TAMPA, Fla. — Tom Brady’s team had just lost two games in five days, falling to the Panthers and Ravens. Dressed in full pads, the Bucs quarterback sat with his head in his hands at his locker a week ago following the latest defeat.
By the next morning, his 13-year marriage to Gisele Bundchen ended as well as the couple finalized their divorce.
“I’m sure everyone sitting in this room, everyone sitting at home is trying to wake up every day and do the best they can do for their families, their career, and I’m no different,” Brady said Thursday. “So you do the best you can do every day, so that’s what we’re certainly trying to do.”
Nearly at the halfway mark of the season, the Bucs are 3-5, a record Brady had never experienced in his previous 22 NFL seasons.
But with his personal problems behind him, it’s hoped, Brady and his team have the perfect opportunity for a reset.
Coach Todd Bowles and his staff spent the weekend analyzing what has gone wrong since season-opening wins at Dallas and New Orleans.
It’s also a chance for a restart in the sense that the Bucs could be getting back most of their injured players, including defensive tackle Akiem Hicks, and cornerbacks Carlton Davis and Sean Murphy-Bunting. Wide receiver Julio Jones is improving every day, and tight end Cameron Brate and safety Antoine Winfield Jr. have a chance to play Sunday against the Rams.
Then there is the Rams, who ended the Bucs’ 2021 season, handing them a heartbreaking 30-27 loss in a division-round playoff game.
The Bucs have an opportunity to use their 10-day break between games to pick up the pieces of a horrible start and move forward more confidently.
“Anytime you get a couple days off, you’re going to get a couple guys back and you’re going to get healed up a little bit,” Bowles said. “We understand we’ve got to put in the work to study, but the energy is good.”
On Monday, the Bucs had a bonus day of practice and decided to work on fundamentals that had been slipping during the first two months of the season.
“I think you always need it. It’s part of the reset process,” Bowles said. “Sometimes you get away from it as the season goes. Some of the things on film show the fundamentals were missing in certain guys, whether it was a missed tackle or filling the alley the right way. We got back to some fundamentals.”
Poor fundamentals and a lack of communication caused the Bucs to lose their last three meetings with the Rams.
Rams receiver Cooper Kupp has dominated the Bucs’ defense, averaging 120 receiving yards per game. He got free for long touchdown passes in each of their two games last year. The coffin nail in the playoff game was a 44-yard pass from Matthew Stafford to Kupp that set up Matt Gay’s winning field goal as time expired.

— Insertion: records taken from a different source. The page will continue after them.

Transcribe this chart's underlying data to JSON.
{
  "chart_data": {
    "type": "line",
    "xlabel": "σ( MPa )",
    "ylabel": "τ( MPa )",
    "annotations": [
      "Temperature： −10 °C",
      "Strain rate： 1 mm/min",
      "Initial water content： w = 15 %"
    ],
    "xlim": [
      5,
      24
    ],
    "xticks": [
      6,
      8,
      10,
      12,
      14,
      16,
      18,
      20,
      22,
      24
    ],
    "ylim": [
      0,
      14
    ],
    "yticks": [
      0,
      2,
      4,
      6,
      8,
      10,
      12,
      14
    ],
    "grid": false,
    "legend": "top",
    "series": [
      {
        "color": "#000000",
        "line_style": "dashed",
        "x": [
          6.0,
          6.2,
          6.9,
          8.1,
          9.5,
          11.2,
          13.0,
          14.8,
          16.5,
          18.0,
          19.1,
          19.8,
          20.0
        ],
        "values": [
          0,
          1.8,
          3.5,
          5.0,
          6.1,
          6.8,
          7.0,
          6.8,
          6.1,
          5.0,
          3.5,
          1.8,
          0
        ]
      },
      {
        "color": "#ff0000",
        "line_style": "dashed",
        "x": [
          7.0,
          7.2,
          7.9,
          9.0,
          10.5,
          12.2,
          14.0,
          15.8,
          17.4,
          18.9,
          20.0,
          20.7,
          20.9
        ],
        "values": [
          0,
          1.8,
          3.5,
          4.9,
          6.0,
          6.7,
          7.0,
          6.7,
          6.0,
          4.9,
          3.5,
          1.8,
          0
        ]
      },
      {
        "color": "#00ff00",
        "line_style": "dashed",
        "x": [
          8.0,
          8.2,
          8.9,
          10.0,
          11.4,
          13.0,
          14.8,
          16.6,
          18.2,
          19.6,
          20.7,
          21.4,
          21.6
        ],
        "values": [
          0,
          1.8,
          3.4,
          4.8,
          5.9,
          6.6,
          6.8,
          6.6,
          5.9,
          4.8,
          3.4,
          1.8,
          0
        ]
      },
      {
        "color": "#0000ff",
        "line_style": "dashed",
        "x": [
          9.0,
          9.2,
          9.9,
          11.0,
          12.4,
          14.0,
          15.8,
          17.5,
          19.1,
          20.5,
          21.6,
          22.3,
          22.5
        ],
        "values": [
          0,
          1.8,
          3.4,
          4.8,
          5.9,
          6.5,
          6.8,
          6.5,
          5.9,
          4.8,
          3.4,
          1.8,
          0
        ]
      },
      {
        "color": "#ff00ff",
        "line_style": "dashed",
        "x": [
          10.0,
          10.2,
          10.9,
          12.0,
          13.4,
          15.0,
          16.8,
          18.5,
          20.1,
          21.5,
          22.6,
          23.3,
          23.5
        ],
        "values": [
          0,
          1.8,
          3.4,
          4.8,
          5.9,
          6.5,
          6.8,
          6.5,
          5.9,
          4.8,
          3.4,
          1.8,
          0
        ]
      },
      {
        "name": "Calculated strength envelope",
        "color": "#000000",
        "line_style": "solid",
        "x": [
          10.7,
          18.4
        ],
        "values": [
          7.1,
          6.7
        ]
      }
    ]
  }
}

“I think they executed better than us down the stretch,” Bowles said. “I think they executed certain situational football things better than we did at the time we played them. Hopefully, we’ll get better at that when we play them this time.”

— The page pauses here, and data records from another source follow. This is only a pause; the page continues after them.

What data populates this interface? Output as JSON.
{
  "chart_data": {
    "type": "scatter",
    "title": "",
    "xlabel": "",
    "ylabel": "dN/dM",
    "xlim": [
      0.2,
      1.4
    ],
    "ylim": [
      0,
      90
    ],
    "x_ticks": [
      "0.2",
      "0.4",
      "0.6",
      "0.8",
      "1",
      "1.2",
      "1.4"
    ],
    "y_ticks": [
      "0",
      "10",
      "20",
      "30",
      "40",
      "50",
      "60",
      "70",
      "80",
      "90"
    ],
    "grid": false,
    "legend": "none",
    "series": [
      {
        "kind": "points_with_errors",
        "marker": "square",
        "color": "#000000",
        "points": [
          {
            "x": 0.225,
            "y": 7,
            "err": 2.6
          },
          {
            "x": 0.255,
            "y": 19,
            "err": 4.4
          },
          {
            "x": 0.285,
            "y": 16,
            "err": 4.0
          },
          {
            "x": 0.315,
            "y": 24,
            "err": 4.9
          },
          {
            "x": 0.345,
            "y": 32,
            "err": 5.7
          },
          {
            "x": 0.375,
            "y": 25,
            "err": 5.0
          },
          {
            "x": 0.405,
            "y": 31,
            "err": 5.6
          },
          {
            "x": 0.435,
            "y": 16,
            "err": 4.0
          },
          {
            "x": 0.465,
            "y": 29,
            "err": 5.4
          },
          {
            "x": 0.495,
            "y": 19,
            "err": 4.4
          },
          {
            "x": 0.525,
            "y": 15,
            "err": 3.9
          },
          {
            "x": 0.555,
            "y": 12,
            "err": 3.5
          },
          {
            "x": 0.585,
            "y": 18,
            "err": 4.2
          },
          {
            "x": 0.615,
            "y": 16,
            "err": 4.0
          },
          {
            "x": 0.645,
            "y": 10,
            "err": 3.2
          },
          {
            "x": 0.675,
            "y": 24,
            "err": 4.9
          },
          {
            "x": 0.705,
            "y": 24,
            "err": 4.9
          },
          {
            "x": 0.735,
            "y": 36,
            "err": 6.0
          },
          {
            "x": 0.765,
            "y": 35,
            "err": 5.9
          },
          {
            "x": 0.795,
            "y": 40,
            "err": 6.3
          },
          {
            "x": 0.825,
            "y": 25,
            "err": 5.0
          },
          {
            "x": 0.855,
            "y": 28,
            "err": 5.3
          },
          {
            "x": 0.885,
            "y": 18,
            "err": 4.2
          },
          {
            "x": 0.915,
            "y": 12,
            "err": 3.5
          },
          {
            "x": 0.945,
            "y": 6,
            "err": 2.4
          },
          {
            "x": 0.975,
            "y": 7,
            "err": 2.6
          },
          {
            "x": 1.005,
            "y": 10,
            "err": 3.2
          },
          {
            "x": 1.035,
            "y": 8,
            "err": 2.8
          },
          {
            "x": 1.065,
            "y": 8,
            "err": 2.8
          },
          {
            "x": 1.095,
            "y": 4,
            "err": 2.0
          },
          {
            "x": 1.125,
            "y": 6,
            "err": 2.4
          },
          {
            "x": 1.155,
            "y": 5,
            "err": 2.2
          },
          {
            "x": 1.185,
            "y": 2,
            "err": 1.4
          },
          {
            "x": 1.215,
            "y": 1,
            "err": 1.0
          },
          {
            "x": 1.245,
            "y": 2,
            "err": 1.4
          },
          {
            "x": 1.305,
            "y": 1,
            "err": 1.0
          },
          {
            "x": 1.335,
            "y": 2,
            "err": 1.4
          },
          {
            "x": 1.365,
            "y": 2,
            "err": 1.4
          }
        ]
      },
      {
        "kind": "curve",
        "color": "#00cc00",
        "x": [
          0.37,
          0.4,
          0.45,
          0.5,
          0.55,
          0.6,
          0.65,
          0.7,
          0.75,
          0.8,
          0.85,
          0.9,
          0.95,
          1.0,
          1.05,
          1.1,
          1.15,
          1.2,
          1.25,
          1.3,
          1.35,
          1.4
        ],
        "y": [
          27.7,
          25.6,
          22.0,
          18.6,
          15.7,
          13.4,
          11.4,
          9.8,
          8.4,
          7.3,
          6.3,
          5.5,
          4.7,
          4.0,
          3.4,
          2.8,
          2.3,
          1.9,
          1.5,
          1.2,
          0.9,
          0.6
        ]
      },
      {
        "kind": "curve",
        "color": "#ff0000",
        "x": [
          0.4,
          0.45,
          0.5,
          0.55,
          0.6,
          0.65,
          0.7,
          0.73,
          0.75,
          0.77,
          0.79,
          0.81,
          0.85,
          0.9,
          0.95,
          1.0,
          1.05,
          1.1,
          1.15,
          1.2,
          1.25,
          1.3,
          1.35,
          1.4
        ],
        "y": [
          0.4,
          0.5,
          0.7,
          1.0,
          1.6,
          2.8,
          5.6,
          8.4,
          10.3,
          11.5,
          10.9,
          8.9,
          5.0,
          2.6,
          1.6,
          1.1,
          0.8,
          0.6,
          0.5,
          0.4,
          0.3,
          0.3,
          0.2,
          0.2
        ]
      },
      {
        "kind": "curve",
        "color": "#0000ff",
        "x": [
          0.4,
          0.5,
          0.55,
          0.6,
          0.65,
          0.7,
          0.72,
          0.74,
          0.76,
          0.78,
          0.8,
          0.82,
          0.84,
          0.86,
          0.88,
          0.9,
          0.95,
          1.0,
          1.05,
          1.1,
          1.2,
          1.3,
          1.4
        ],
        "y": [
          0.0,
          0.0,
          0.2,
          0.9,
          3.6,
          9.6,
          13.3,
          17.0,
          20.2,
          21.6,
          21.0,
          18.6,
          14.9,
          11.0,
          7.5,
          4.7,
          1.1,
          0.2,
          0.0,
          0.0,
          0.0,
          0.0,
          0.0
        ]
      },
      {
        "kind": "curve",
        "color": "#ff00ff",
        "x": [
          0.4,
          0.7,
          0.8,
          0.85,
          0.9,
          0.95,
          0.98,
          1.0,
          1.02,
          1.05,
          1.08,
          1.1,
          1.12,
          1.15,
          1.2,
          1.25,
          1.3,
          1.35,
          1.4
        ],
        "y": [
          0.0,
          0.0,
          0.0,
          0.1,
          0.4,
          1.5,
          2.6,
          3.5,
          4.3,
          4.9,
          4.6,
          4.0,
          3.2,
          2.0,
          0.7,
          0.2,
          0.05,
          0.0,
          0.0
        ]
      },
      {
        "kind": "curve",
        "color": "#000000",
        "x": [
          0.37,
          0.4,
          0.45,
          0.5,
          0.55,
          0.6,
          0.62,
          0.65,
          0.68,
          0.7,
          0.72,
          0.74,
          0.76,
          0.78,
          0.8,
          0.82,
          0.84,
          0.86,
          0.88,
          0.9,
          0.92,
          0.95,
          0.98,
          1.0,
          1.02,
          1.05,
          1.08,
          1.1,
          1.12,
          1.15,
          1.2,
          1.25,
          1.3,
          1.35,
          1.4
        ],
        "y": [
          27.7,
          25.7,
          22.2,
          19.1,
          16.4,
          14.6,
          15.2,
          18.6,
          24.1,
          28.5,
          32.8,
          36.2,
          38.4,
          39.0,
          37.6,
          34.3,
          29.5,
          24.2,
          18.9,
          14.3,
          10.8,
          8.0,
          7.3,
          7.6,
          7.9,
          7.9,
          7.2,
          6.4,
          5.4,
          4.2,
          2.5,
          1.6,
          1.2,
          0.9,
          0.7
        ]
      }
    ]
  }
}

Bowles said the Bucs would be satisfied with any win. However, it’s hard to imagine one tasting sweeter than a victory over the Rams.
“I think we have (had) a bad taste in our mouth the last three weeks,” Bowles said. “We don’t have time to worry about the bad taste (from) the Rams. We’re trying to win a ballgame. That’s all we’re worried about.”
Could a win, especially against the Rams, jump-start the Bucs’ season?
Brady would benefit from some normalcy in the lineup. Jones could make his second straight start. The quarterback is gaining confidence each week in rookies such as tight end Cade Otton and running back Rachaad White.
There is time left in the season for a turnaround, as the Bucs trail the Falcons (4-4) by just a game in the NFC South.
Brady and the Bucs have been down, but they are not out.
“That’s part of what leadership is all about,” Brady said. “It’s pushing people in practice and trying to get a bigger sense of urgency. When everything is going well, things feel really good and easy, and when it doesn’t go well, it feels really hard and it’s a challenge
“Hopefully, you can look at the end of the year when all the games play out and say, ‘We dug really deep, we learned a lot about ourselves, and we tried to figure these things out. We battled through them.’ They don’t always go the way that you want. That’s the reality of the sport. Just keep fighting as hard as you can.”